If You Care About the Representation of Women, You Need to Read This

After twenty years, Linda Nochlin's collection of essays, Representing Women, is back. Nochlin's direct, provocative and personal tone is a radical rewriting of women in art history, contemplating the way we see female nudity, sexuality, maternity and violence.

Motherhood, or Mother Nursing her Child (Mme Renoir with her Son Pierre), Pierre-Auguste Renoir, 1885

Male painters are often “sentimental, traditional and cliched” when it comes to portraits of female experiences—writes Linda Nochlin, the brilliant mind behind that much-quoted 1971 ArtNews essay (with a title that would make the clickbait generation proud)—Why Have There Been No Great Women Artists? Although that essay is not included in Representing Women, the book brings together a collection of equally seminal but lesser-known writings by the American art historian—originally published two decades ago in 1999, the book has been out of print for years.
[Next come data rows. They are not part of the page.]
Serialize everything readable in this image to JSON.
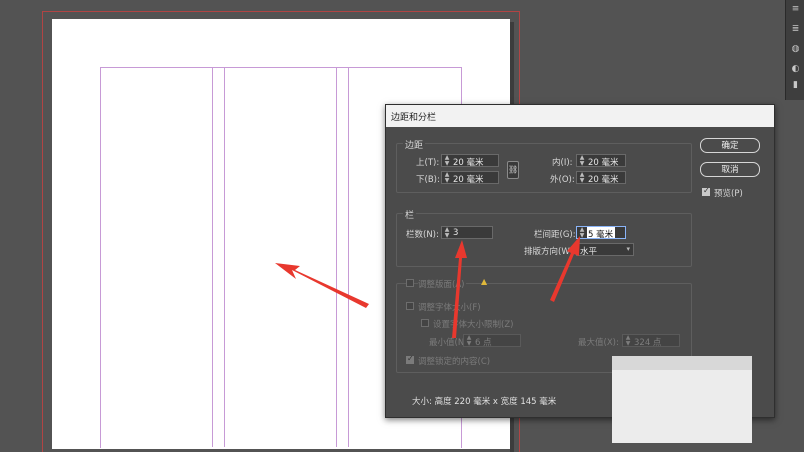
{
  "dialog": {
    "title": "边距和分栏",
    "ok_label": "确定",
    "cancel_label": "取消",
    "preview_label": "预览(P)",
    "preview_checked": true,
    "margins": {
      "group_label": "边距",
      "top_label": "上(T):",
      "top_value": "20 毫米",
      "bottom_label": "下(B):",
      "bottom_value": "20 毫米",
      "inside_label": "内(I):",
      "inside_value": "20 毫米",
      "outside_label": "外(O):",
      "outside_value": "20 毫米"
    },
    "columns": {
      "group_label": "栏",
      "count_label": "栏数(N):",
      "count_value": "3",
      "gutter_label": "栏间距(G):",
      "gutter_value": "5 毫米",
      "direction_label": "排版方向(W):",
      "direction_value": "水平"
    },
    "adjust": {
      "layout_label": "调整版面(A)",
      "font_size_label": "调整字体大小(F)",
      "font_limit_label": "设置字体大小限制(Z)",
      "min_label": "最小值(N):",
      "min_value": "6 点",
      "max_label": "最大值(X):",
      "max_value": "324 点",
      "locked_label": "调整锁定的内容(C)"
    },
    "status": "大小: 高度 220 毫米 x 宽度 145 毫米"
  },
  "colors": {
    "workspace": "#535353",
    "dialog_bg": "#4b4b4b",
    "margin_guide": "#c79ad6",
    "bleed_guide": "#b14444",
    "annotation_arrow": "#e8382e"
  }
}
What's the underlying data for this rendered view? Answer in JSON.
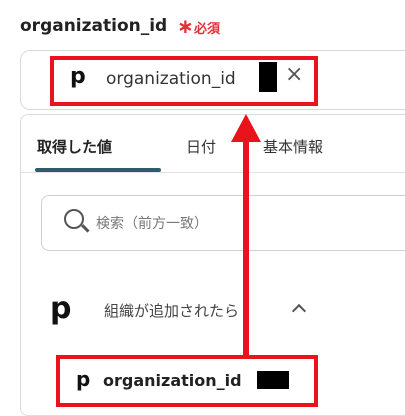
{
  "field": {
    "label": "organization_id",
    "required_star": "∗",
    "required_text": "必須",
    "chip_icon": "p",
    "chip_text": "organization_id",
    "clear_icon": "×"
  },
  "tabs": [
    {
      "label": "取得した値",
      "active": true
    },
    {
      "label": "日付",
      "active": false
    },
    {
      "label": "基本情報",
      "active": false
    }
  ],
  "search": {
    "placeholder": "検索（前方一致）"
  },
  "group": {
    "icon": "p",
    "label": "組織が追加されたら"
  },
  "item": {
    "icon": "p",
    "label": "organization_id"
  },
  "colors": {
    "highlight": "#e8131d",
    "required": "#e0323a",
    "tab_accent": "#2f5b6f"
  }
}
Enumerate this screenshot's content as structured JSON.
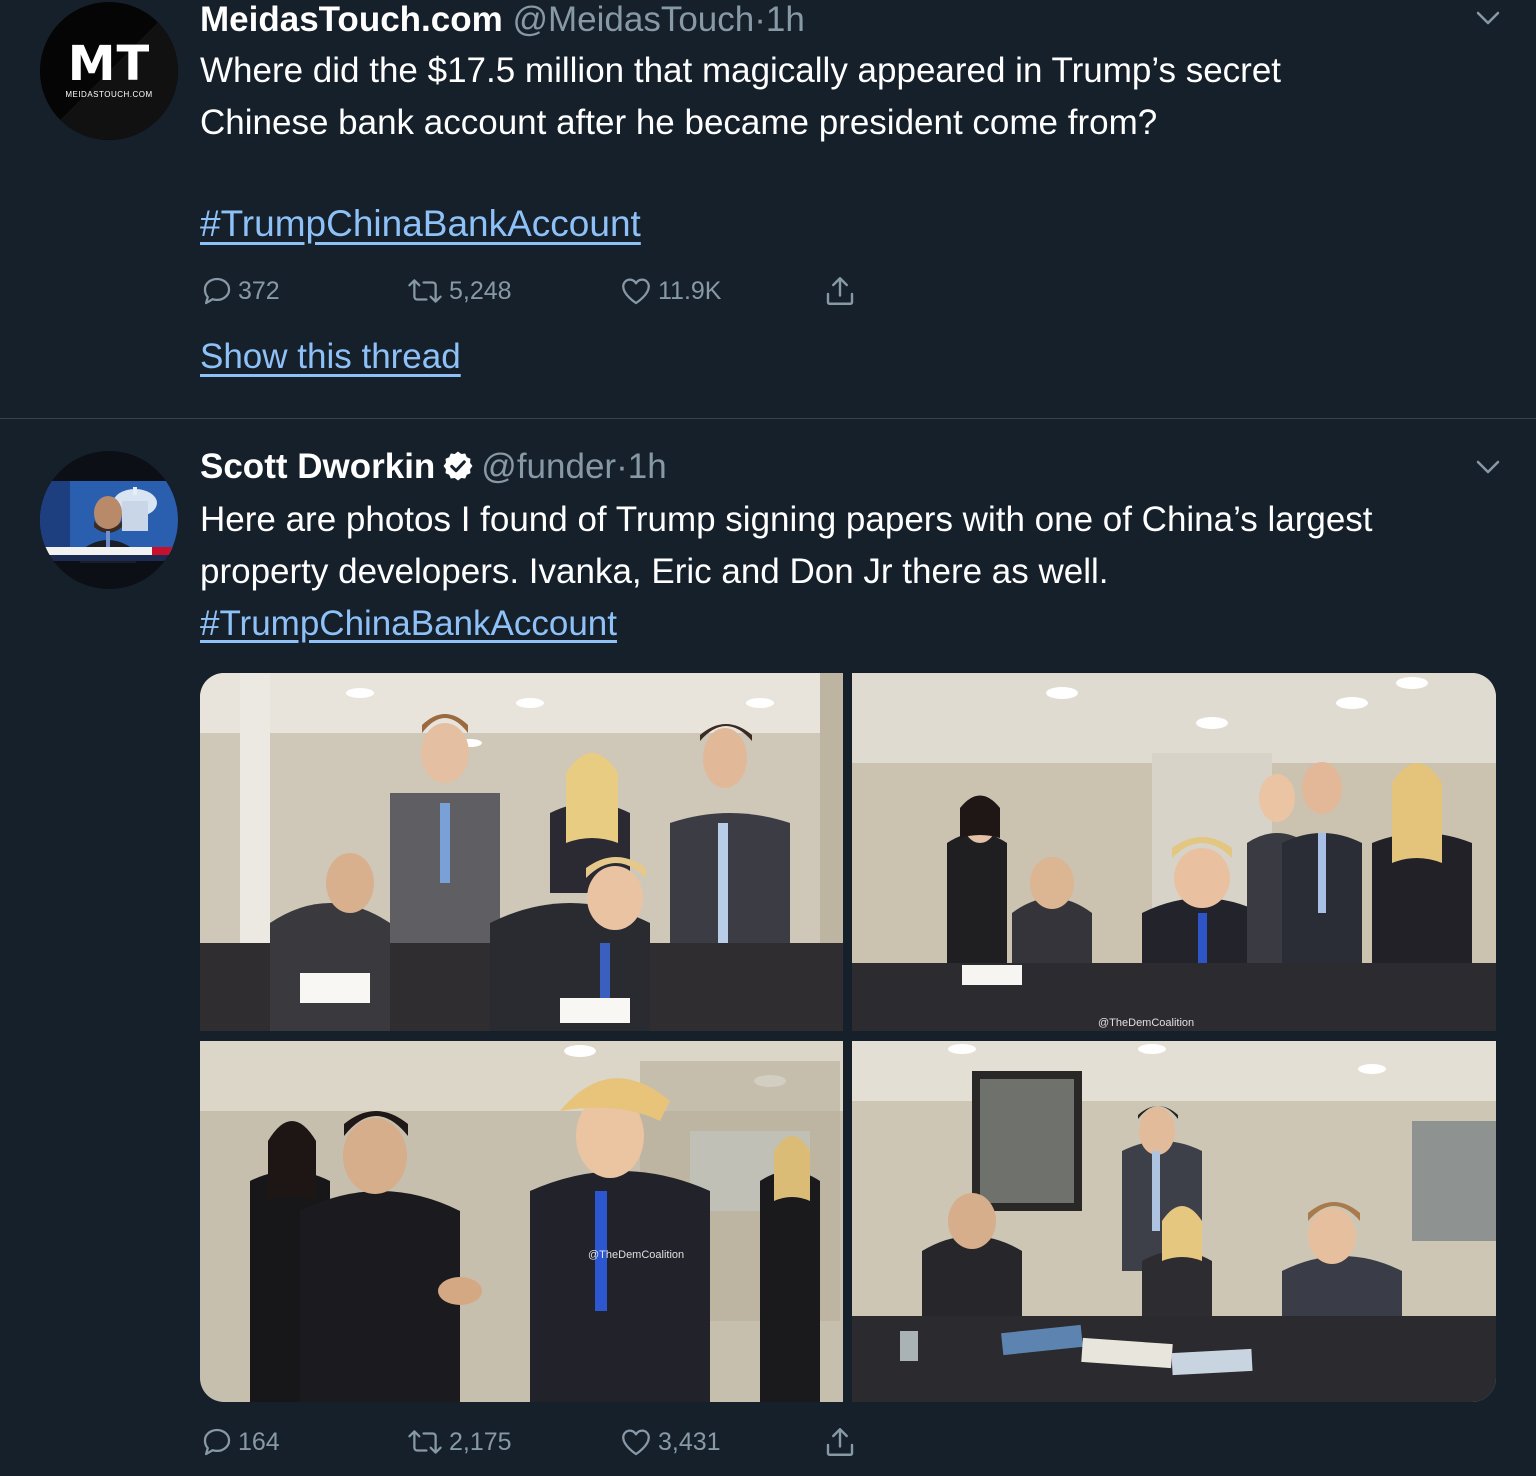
{
  "tweets": [
    {
      "avatar": {
        "letters": "MT",
        "subtitle": "MEIDASTOUCH.COM"
      },
      "author": "MeidasTouch.com",
      "handle": "@MeidasTouch",
      "separator": "·",
      "time": "1h",
      "verified": false,
      "text_lines": [
        "Where did the $17.5 million that magically appeared in Trump’s secret",
        "Chinese bank account after he became president come from?"
      ],
      "hashtag": "#TrumpChinaBankAccount",
      "counts": {
        "replies": "372",
        "retweets": "5,248",
        "likes": "11.9K"
      },
      "show_thread": "Show this thread"
    },
    {
      "avatar": {
        "description": "man-in-news-studio"
      },
      "author": "Scott Dworkin",
      "handle": "@funder",
      "separator": "·",
      "time": "1h",
      "verified": true,
      "text_lines": [
        "Here are photos I found of Trump signing papers with one of China’s largest",
        "property developers. Ivanka, Eric and Don Jr there as well."
      ],
      "hashtag": "#TrumpChinaBankAccount",
      "media": {
        "watermarks": [
          "@TheDemCoalition",
          "@TheDemCoalition"
        ]
      },
      "counts": {
        "replies": "164",
        "retweets": "2,175",
        "likes": "3,431"
      }
    }
  ],
  "icons": {
    "reply": "reply-icon",
    "retweet": "retweet-icon",
    "like": "heart-icon",
    "share": "share-icon",
    "menu": "chevron-down-icon",
    "verified": "verified-badge-icon"
  },
  "colors": {
    "background": "#15202b",
    "text": "#ffffff",
    "secondary": "#8899a6",
    "link": "#8ec1f7",
    "divider": "#38444d",
    "verified": "#ffffff"
  }
}
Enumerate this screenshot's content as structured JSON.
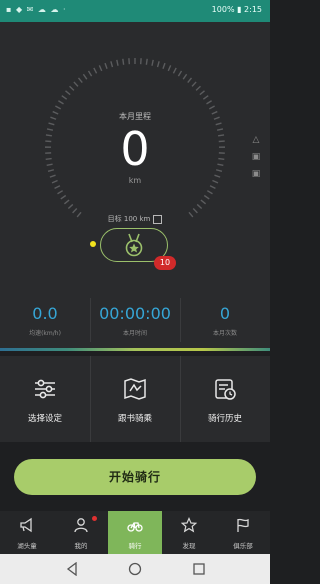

Nochlin passed away in 2017, aged eighty-six.

It’s perhaps unsurprising that Thames and Hudson are reviving this title twenty years on, with a new audience and fresh market. The discussion around the female gaze, female representation and visibility is fervent, as well as the socio-economic climate shifting notions of gender and its relationship to power. Nochlin’s comeback is timely. Although the essays in Representing Women are rooted in a discussion of eighteenth and nineteenth-century painting, Nochlin’s field of expertise, it’s hardly limited in scope. Her core ideas have inspired new theoretical and practical thinking around the role of women in the arts and in society, tackling thorny issues from the use of female sexuality and nudity, portraits of motherhood by men and women artists, and the depiction of violent, angry and self-empowered women, “the most extreme exemplar of a feminine being as independent agent of her own destiny.”

Nochlin makes a clear separation between the representation of women, and women artists, and women in the world. This fundamental clarification is crucial to understanding what we now might refer to as the “female gaze,” as the artwork, the artist and their function are so often conflated and confused, with meaning subsumed by medium and vice versa.

Gustave Courbet, Sleeping Nude

“Why were there so few male nudes by women artists, and so many female nudes by males?”

It’s not just Nochlin’s ideas that are radical. She does away with dry academic methods and employs a direct, sometimes anecdotal and personal “bricolage”. She’s open-ended and asks a lot of questions—not shying away from giving her own opinion but also leaving space for us to think with her. It’s perhaps a force of habit, having spent decades teaching revolutionary feminist classes at Yale, CUNY and Vassar. In a wonderful memoir that serves as the introduction to Representing Women, Nochlin recalls how, in 1969, the personal and the political came together, as they often do: she had a baby, and discovered the Women’s Liberation movement in the US.

It’s particularly thrilling when Nochlin deconstructs the works of apparently “avant-garde” artists, cherished names like Courbet and his “excessively erotic” views of women. Failing to identify with Courbet’s languishing nude women or with his lascivious gaze, she illustrates with panache why it is so important to be able to locate oneself in great, celebrated works of art. It is via Courbet that she raises the fascinating and still unresolved question about the use of female nudity: “Why must transgression—social and artistic alike—always be enacted (by men) on naked bodies of women?”

In painting, that is a very significant issue. “Why were there so few male nudes by women artists, and so many female nudes by males? What did that say about power relations between the sexes, about who was permitted to look at whom? And about who was objectified for whose pleasure?” It was only in the second half of the twentieth century that images of female nudity and sexuality by male artists began to be challenged by art historians like Nochlin.

Mary Cassatt, Maternity, 1890

“She’s open-ended and asks a lot of questions—not shying away from giving her own opinion but also leaving space for us to think with her”

Elsewhere, Nochlin deals presciently with topics that are popular again in art—universal themes like motherhood, comparing works by Dorothea Tanning (currently on show at Tate Modern) to Renoir’s wife nursing their infant. Juxtaposition is an effective method Nochlin returns to—not without humour. Her 1972 “Buy My Bananas”—a photograph of a hirsute man holding a tray of the fruit at penis level, is reproduced side by side with the nineteenth-century photograph, Buy My Apples, of a woman naked (save for a pair of knee-high socks) holding a tray of apples at chest height. As Nochlin deftly demonstrates, it is often up to the women artists to break with tradition.

But would Nochlin have supported the idea of a “female gaze”? Probably not; as she makes clear when she writes about Judy Chicago and Miriam Schapiro’s Womanhouse (1972), she does not believe in a feminine style. But that’s not to say she doesn’t agree with “supporting the work of and the working lives of contemporary women artists.”